Day 33: Murder in the Cathedral, by T S Eliot

Another of the handful of plays I first came into contact with at school. I was a part of the chorus when we did it, and although the lines were broken up between several groups of us, at one point I ended up learning over half of them to cover for people. Long story, but it meant I pretty much crash-learned the words and didn't get a lot of time to really think about the meaning. The whole thing being rather poetic and being spoken in groups meant really emotive acting sort of wasn't a requirement, though reading the whole thing again now I can see it really should have been.

I find Eliot's writing style very easy to read, and I like the way he plays with the language in his poetry. While I haven't read a lot of his work before, when I was a kid I utterly fell in love with Cats as a musical (I've mentioned it before I think) and in my teens tracked down a copy of Old Possums Book of Practical Cats and was not in the least disappointed.
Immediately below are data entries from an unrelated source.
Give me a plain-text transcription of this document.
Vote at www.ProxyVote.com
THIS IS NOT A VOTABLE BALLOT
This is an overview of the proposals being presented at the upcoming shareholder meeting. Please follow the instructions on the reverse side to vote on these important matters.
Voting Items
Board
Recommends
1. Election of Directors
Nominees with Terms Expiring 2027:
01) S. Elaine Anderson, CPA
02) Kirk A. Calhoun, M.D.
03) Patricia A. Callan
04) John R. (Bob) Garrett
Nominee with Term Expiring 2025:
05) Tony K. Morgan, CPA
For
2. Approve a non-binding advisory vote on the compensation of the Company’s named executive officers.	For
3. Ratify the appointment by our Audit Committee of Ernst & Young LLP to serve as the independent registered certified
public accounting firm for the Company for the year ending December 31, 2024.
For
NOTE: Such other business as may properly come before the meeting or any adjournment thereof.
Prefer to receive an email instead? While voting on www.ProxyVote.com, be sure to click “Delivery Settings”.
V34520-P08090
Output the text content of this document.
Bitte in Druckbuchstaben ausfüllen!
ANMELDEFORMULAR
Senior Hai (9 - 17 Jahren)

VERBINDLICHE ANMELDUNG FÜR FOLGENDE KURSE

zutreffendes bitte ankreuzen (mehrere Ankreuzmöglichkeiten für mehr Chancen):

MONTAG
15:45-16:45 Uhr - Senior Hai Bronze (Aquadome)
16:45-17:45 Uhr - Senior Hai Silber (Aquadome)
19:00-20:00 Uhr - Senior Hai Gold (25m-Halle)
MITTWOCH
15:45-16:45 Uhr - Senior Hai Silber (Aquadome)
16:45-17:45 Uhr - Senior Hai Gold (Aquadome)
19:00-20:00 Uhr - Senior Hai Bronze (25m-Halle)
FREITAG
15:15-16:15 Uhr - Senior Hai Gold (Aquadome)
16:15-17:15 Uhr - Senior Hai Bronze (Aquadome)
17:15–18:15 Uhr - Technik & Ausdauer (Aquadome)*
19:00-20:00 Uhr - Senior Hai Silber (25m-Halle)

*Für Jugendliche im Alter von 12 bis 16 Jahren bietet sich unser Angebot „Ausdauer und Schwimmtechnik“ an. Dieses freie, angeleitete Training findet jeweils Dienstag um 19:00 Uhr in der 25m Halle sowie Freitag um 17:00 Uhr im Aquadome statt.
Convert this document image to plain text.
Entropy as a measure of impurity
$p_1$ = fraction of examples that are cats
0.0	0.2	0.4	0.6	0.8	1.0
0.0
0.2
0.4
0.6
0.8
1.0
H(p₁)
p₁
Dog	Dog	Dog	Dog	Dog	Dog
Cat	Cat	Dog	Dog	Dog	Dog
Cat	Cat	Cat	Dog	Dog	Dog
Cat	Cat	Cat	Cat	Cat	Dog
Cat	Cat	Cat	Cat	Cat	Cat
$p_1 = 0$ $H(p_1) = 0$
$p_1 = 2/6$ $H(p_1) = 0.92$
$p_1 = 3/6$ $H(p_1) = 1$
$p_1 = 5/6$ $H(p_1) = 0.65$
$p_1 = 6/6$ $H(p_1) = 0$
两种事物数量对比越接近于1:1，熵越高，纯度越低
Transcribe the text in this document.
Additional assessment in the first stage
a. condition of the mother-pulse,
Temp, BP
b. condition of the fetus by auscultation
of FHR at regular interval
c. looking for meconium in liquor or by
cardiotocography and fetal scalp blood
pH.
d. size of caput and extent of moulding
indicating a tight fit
I find it impressive that without resorting to too much archaic phrasing it all still feels believable for the time period it's meant to show. Maybe that's partly because the story thread was picked up in Blackadder, where archaic language tends to get thrown at the fourth wall as a matter of course (not to mention literally beating up Shakespeare) so I find myself drawing certain similarities there. Of course this play came first and was more than likely a large part of the inspiration, but I'd seen the series before I came across the play.

The multiple epilogues - first the knights, then the priests and villagers - certainly do the job of twisting the take-away message. It's somewhat rare to see everyone's motivations and explanations in a single play. It does make the last part of the play a little bit clunky compared to the rest, particularly the knights' stories delivered in prose rather than verse, but that change of pace and tone fits entirely with what they're saying - that really this bishop wanted to die a martyr and pretty much brought it on himself, that as the killers they did it not for pleasure but because they were sent. The various reactions of those who live on in the town tell another story, that he is remembered as a martyr, perhaps because they don't know why or how he came to that end.